The sculptures and their spatial articulation also invoke the militaristic character of kingship at Vijayanagara. The military contingents and dancing women on the walls are depicted proceeding towards royal figures seated in temple-like pavilions. Athletic displays such as wrestlers grappling, dancers in motion, and acrobatic performances are also depicted.
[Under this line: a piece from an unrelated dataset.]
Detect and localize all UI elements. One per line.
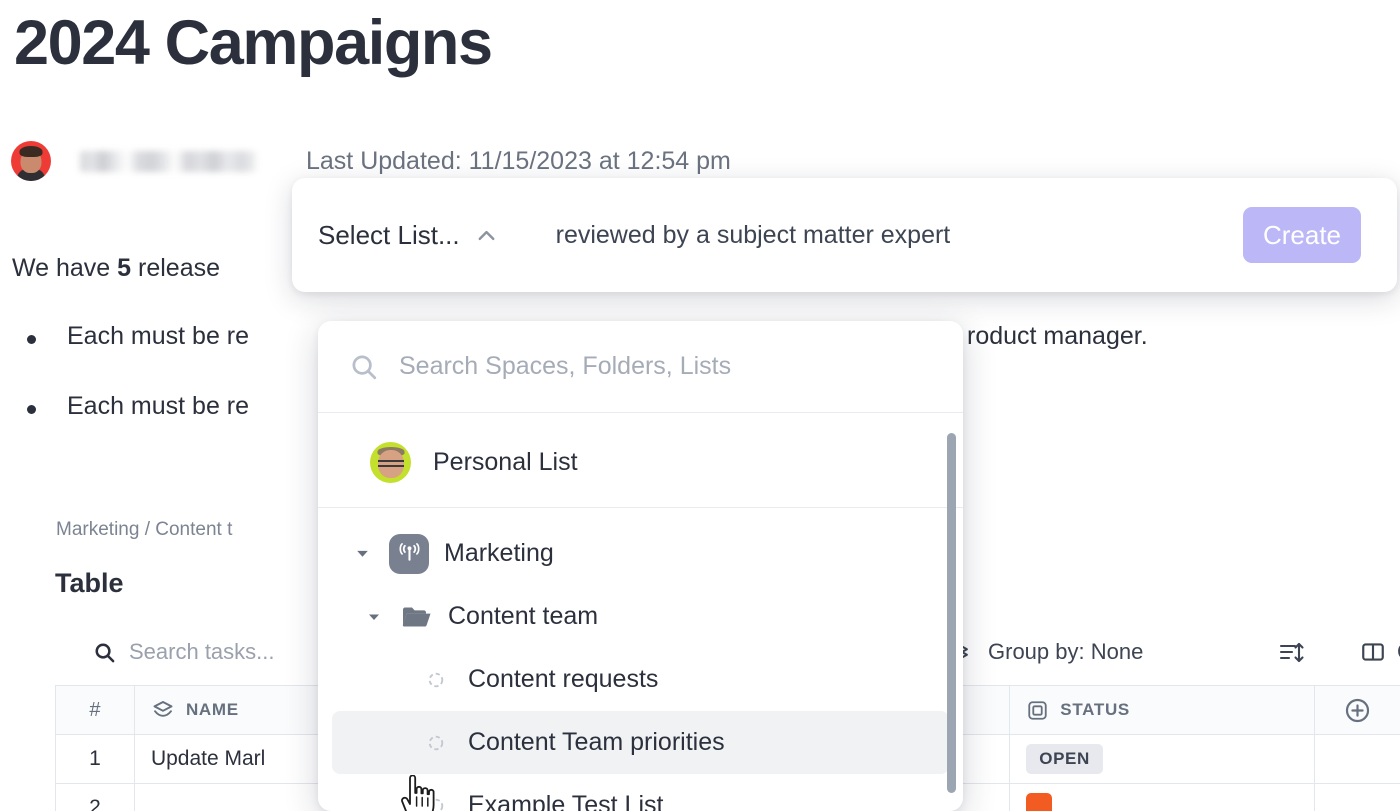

Scholars have argued that these communicate the combative strength and skill of those in the service of the king, further emphasising the reliefs’ depiction of imperial power.
A long, paved road leads up to the temple compound, described in a sixteenth century inscription that this road was known as the “big bazaar street.” The shrine was thus not only associated with royal processions and festivities but also with civic and urban functions like those of a marketplace.
As of writing, the Hazara Rama temple remains a major attraction at Hampi.
“Hazara Rama Temple.” Vijayanagara Research Project, accessed December 14, 2021. https://www.penn.museum/sites/VRP/html/Ramachandra.html
Fritz, John M. “Vijayanagara: Authority and Meaning of a South Indian Imperial Capital.” American Anthropologist 88, no.1 (1986): 44–55. https://anthrosource.onlinelibrary.wiley.com/doi/abs/10.1525/aa.1986.88.1.02a00030
Michell, George. The New Cambridge History of India: Architecture and art of Southern India. Cambridge University Press, 2008.
Stein, Burton. The New Cambridge History of India: Vijayanagara. Cambridge University Press, 2018.